The concept emphasizes operational concerns that matter in production: token budgeting (working within the model's context window limits), version control for context artifacts, logging which context was supplied to each request, and regression tests to ensure that changes don't silently alter system behavior.

A 2025 survey proposed a formal taxonomy with three components: context retrieval and generation (getting the right information), context processing (preparing it for the model), and context management (governing how it's used). The key insight is treating the context window as an engineering surface to be actively managed, not just a passive repository for retrieved documents.

The Different Language of Images

When text-to-image models like DALL-E 2, Stable Diffusion, and Midjourney became publicly available in 2022, users quickly discovered that prompting them was its own skill—related to but distinct from prompting language models.

Image generators don't understand language the same way. Negation, for instance, often doesn't work. Write "a party with no cake" and you're likely to get an image of a party with a cake. The word "cake" is in there, and that's what the model latches onto.

Negative prompts emerged as a workaround. Instead of trying to negate within your main prompt, you specify separately what you don't want to appear. It's like telling the model "give me this, but not that" in two distinct channels.

A typical image prompt includes several components: the subject (what you want depicted), the medium (digital painting, photography, 3D render), the style (hyperrealistic, pop art, impressionist), lighting conditions (rim lighting, crepuscular rays, soft studio light), color palette, and texture. Word order matters—terms closer to the start of your prompt may be weighted more heavily.

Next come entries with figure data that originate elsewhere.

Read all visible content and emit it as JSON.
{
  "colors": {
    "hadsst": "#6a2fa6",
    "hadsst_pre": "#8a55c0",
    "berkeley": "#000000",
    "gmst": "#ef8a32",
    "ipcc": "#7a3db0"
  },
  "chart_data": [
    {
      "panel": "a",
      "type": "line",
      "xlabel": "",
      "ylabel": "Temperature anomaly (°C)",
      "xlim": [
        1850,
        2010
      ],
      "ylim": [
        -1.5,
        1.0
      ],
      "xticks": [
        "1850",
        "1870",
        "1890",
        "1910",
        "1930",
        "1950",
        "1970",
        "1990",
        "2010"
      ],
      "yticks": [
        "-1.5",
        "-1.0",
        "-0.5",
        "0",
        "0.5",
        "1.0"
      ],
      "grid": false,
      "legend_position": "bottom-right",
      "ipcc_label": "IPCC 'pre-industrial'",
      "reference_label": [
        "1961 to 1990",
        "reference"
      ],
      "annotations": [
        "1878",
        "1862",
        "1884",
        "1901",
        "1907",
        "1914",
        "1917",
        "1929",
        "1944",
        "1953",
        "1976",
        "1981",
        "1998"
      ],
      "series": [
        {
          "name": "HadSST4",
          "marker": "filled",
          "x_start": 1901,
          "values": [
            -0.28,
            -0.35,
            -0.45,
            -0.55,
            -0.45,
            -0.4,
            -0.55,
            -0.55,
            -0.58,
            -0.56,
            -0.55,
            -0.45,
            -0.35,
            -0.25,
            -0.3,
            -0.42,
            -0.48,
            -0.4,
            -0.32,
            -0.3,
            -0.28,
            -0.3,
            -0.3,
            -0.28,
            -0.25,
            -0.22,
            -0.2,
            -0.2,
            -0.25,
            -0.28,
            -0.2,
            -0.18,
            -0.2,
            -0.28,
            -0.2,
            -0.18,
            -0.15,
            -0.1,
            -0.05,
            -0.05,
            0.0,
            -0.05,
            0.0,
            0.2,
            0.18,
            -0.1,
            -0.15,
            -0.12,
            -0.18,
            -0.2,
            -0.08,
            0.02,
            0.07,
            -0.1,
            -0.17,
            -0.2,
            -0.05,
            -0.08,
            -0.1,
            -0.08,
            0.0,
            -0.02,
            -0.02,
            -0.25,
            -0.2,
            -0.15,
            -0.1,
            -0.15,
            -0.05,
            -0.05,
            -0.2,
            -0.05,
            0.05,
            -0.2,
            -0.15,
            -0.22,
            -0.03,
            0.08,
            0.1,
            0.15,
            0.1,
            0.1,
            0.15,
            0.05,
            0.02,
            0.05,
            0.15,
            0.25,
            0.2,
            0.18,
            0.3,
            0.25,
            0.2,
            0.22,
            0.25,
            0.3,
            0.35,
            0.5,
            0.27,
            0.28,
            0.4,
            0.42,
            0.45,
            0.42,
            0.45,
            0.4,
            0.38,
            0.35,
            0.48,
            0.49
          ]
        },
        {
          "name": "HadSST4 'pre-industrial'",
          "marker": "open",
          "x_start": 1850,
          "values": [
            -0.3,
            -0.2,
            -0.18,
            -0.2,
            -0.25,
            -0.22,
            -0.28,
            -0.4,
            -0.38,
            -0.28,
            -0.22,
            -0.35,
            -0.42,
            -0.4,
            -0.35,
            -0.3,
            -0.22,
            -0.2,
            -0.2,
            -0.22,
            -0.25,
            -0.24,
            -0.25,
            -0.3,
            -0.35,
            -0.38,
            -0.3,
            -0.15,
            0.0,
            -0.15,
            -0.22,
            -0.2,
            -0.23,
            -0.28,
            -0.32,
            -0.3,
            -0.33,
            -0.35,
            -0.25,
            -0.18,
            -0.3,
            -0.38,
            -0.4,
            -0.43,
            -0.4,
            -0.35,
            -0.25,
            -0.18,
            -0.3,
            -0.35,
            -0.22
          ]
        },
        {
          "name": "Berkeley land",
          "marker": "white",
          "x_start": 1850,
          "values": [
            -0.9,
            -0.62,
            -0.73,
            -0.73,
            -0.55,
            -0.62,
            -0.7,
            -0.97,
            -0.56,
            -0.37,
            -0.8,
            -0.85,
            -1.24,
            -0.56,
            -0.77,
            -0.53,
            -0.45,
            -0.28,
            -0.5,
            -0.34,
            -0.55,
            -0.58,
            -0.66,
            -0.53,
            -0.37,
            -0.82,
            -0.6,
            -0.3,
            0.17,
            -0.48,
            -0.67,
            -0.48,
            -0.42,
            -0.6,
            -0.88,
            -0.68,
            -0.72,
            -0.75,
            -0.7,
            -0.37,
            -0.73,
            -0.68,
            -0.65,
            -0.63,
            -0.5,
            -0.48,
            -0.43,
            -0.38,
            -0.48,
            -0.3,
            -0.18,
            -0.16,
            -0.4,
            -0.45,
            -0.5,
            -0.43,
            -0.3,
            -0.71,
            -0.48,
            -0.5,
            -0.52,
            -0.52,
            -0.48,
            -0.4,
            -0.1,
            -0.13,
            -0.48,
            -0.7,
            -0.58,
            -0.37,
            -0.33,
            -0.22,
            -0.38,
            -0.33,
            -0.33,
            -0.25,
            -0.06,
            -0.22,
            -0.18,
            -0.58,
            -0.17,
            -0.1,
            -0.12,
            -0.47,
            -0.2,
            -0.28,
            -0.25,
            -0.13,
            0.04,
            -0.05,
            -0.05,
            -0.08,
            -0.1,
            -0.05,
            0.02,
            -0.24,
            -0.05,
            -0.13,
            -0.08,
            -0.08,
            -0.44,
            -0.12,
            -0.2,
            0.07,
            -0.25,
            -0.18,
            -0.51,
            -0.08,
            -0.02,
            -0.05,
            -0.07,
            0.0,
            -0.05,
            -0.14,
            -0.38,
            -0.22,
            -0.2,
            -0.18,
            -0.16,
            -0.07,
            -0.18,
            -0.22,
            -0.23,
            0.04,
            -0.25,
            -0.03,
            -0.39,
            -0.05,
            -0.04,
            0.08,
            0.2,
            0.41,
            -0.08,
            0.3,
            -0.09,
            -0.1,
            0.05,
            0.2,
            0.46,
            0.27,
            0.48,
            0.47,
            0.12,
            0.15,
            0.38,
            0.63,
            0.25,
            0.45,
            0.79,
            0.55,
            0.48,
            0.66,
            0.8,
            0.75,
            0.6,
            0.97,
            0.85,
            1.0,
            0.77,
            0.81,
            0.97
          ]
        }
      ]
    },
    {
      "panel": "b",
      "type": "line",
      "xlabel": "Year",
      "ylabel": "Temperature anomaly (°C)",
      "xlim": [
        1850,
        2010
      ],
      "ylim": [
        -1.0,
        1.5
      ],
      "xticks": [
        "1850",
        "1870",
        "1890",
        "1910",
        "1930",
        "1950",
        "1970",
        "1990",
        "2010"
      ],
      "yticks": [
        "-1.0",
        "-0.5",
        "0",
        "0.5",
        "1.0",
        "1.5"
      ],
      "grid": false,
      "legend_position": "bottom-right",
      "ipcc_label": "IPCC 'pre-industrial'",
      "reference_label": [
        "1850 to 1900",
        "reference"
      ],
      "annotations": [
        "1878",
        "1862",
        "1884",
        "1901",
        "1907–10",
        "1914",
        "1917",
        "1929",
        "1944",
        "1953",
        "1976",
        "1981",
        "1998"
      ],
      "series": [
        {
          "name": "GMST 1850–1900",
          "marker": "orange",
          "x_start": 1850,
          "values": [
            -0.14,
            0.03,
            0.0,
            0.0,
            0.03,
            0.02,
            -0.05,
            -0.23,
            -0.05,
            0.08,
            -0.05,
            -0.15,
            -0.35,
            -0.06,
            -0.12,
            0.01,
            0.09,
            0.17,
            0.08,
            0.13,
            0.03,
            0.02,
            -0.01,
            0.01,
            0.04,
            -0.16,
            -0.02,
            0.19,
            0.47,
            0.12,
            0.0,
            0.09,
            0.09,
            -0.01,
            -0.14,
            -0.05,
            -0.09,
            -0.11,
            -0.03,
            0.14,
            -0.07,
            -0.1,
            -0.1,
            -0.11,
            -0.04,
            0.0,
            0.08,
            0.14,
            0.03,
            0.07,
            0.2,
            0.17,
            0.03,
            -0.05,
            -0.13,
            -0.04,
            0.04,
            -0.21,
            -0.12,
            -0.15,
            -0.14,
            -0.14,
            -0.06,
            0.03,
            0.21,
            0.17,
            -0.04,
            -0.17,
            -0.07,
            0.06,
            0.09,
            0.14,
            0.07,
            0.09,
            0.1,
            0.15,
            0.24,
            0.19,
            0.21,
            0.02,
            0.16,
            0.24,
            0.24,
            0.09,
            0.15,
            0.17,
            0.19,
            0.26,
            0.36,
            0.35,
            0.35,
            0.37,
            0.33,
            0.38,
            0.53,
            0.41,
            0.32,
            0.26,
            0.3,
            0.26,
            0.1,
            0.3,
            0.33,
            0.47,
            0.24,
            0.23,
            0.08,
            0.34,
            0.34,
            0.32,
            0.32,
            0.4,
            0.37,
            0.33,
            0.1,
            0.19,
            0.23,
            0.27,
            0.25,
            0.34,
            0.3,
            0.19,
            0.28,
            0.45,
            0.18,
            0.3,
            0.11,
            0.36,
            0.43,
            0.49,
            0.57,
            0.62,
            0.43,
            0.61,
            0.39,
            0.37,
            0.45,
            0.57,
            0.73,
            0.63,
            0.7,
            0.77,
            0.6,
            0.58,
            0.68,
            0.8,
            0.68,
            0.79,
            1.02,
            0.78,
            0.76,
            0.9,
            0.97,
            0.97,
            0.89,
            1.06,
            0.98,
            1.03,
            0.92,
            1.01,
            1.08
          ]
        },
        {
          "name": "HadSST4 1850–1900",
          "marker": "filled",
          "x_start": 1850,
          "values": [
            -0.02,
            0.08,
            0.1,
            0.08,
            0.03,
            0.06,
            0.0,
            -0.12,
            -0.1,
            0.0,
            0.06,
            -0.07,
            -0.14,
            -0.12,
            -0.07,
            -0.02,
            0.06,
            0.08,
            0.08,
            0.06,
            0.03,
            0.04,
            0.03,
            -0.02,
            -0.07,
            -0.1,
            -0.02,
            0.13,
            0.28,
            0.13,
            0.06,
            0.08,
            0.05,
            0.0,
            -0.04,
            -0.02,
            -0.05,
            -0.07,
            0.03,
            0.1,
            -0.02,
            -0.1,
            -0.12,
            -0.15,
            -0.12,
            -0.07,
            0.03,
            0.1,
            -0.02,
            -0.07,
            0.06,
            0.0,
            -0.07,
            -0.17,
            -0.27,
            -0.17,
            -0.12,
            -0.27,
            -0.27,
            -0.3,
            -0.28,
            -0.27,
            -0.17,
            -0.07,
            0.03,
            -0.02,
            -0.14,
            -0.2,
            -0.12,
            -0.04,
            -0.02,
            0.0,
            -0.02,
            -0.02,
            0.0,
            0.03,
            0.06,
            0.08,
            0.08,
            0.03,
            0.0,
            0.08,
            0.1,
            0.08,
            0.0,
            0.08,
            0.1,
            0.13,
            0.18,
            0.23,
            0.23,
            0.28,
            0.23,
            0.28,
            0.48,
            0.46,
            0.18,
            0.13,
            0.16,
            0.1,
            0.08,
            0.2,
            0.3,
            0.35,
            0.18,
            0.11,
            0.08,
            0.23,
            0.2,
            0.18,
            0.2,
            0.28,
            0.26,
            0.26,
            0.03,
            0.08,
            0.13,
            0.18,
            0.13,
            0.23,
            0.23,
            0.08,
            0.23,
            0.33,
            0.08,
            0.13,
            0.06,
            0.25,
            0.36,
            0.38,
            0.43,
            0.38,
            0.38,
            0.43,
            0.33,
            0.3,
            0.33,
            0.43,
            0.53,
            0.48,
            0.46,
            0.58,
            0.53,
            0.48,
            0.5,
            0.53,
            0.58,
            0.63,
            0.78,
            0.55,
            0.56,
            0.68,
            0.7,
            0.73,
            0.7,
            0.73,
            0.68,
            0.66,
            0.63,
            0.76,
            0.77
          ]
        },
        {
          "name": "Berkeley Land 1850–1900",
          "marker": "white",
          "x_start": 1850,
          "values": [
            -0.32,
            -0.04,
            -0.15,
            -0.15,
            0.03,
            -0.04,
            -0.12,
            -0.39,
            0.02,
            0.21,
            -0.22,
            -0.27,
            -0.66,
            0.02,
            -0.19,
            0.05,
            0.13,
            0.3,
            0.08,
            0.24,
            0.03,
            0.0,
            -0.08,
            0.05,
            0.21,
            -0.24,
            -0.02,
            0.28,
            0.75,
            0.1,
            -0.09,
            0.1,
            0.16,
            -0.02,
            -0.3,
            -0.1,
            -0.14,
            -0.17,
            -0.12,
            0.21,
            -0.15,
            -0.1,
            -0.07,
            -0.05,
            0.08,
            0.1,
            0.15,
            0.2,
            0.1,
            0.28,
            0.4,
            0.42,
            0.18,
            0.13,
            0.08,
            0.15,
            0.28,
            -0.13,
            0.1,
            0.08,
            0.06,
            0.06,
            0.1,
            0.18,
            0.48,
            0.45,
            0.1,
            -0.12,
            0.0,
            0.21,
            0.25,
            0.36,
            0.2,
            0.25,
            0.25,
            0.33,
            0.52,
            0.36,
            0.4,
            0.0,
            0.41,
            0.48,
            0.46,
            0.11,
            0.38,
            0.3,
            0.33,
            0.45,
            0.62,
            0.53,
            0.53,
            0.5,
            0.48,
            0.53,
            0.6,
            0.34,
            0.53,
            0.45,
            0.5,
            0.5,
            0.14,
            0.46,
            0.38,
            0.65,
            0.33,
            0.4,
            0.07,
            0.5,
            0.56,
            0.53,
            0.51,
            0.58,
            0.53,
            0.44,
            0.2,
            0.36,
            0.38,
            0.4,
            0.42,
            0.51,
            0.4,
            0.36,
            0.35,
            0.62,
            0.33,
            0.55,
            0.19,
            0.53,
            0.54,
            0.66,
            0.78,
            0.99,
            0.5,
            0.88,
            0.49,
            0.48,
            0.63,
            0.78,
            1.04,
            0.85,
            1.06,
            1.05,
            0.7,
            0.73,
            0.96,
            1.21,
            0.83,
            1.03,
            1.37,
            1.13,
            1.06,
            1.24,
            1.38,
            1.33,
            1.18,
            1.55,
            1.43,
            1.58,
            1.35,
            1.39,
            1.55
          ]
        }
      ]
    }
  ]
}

The Midjourney documentation offers practical wisdom: be concise. Instead of "Show me a picture of lots of blooming California poppies, make them bright, vibrant orange, and draw them in an illustrated style with colored pencils," write simply "Bright orange California poppies drawn with colored pencils."

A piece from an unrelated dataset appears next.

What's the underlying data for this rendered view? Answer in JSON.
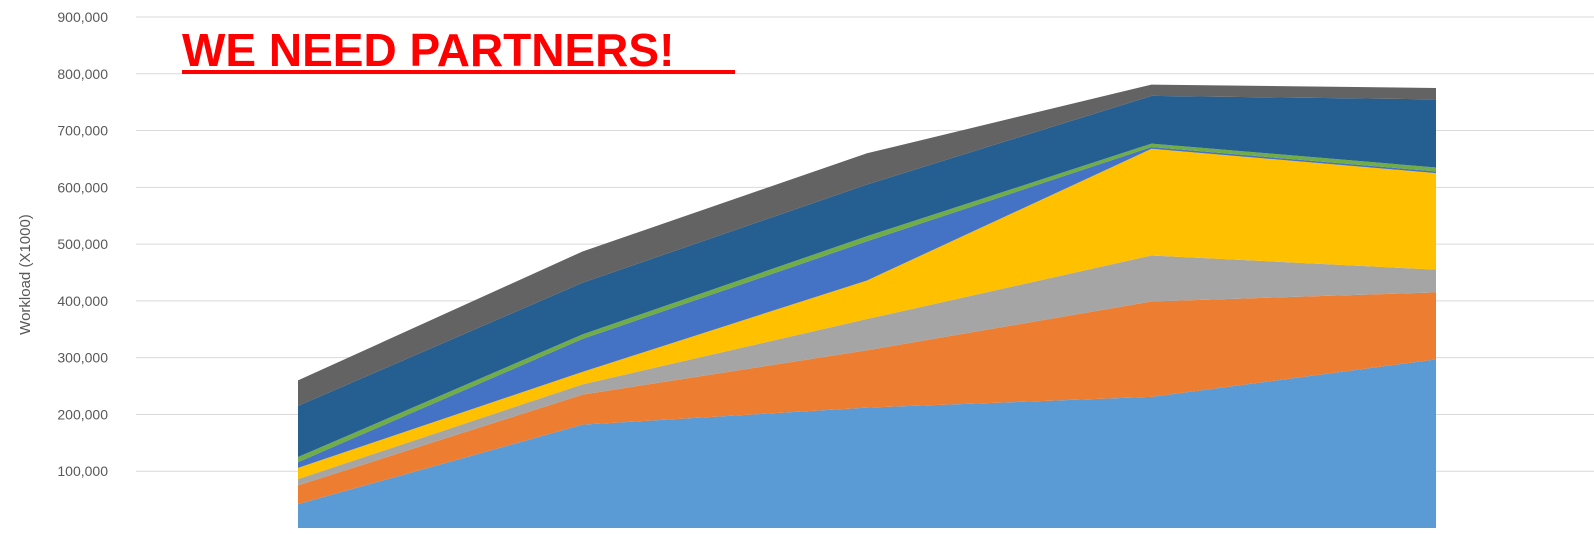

These models can also imitate specific artists by name. The phrase "in the style of Greg Rutkowski"—referencing a Polish digital artist known for dramatic fantasy illustrations—became so common in Stable Diffusion prompts that it sparked debates about artistic appropriation. Famous painters like Vincent van Gogh and Salvador Dalí are frequently invoked for their distinctive styles.

Beyond Words

Not all prompts need to be text. Techniques have emerged for incorporating other types of input.

Textual inversion is a clever approach for image models. You provide a set of example images representing a concept—maybe your pet's face, or a particular artistic style—and an optimization process creates a new word embedding that captures that concept. The result is a "pseudo-word" that can be included in prompts to invoke the content or style of your examples.

It's like teaching the model a new vocabulary word, except the definition comes from images rather than text.

The Uncertain Future of a New Skill

Prompt engineering occupies a strange position. It emerged rapidly as AI systems became powerful enough to be useful but unreliable enough to require coaxing. It's been called an important business skill, yet its economic future remains uncertain.

Part of the uncertainty stems from the field's own success. As automatic prompt optimization improves, will human prompt engineers become less necessary? As models become more robust to phrasing variations, will the skill matter less? Or will increasingly sophisticated AI applications require increasingly sophisticated prompt engineering?

What's clear is that right now, in this particular moment, the way you talk to AI systems dramatically affects what you get back. Whether that remains true—whether prompt engineering becomes a foundational discipline or a transitional curiosity—is one of the more interesting open questions about our AI future.

For now, though, word choice has never mattered more.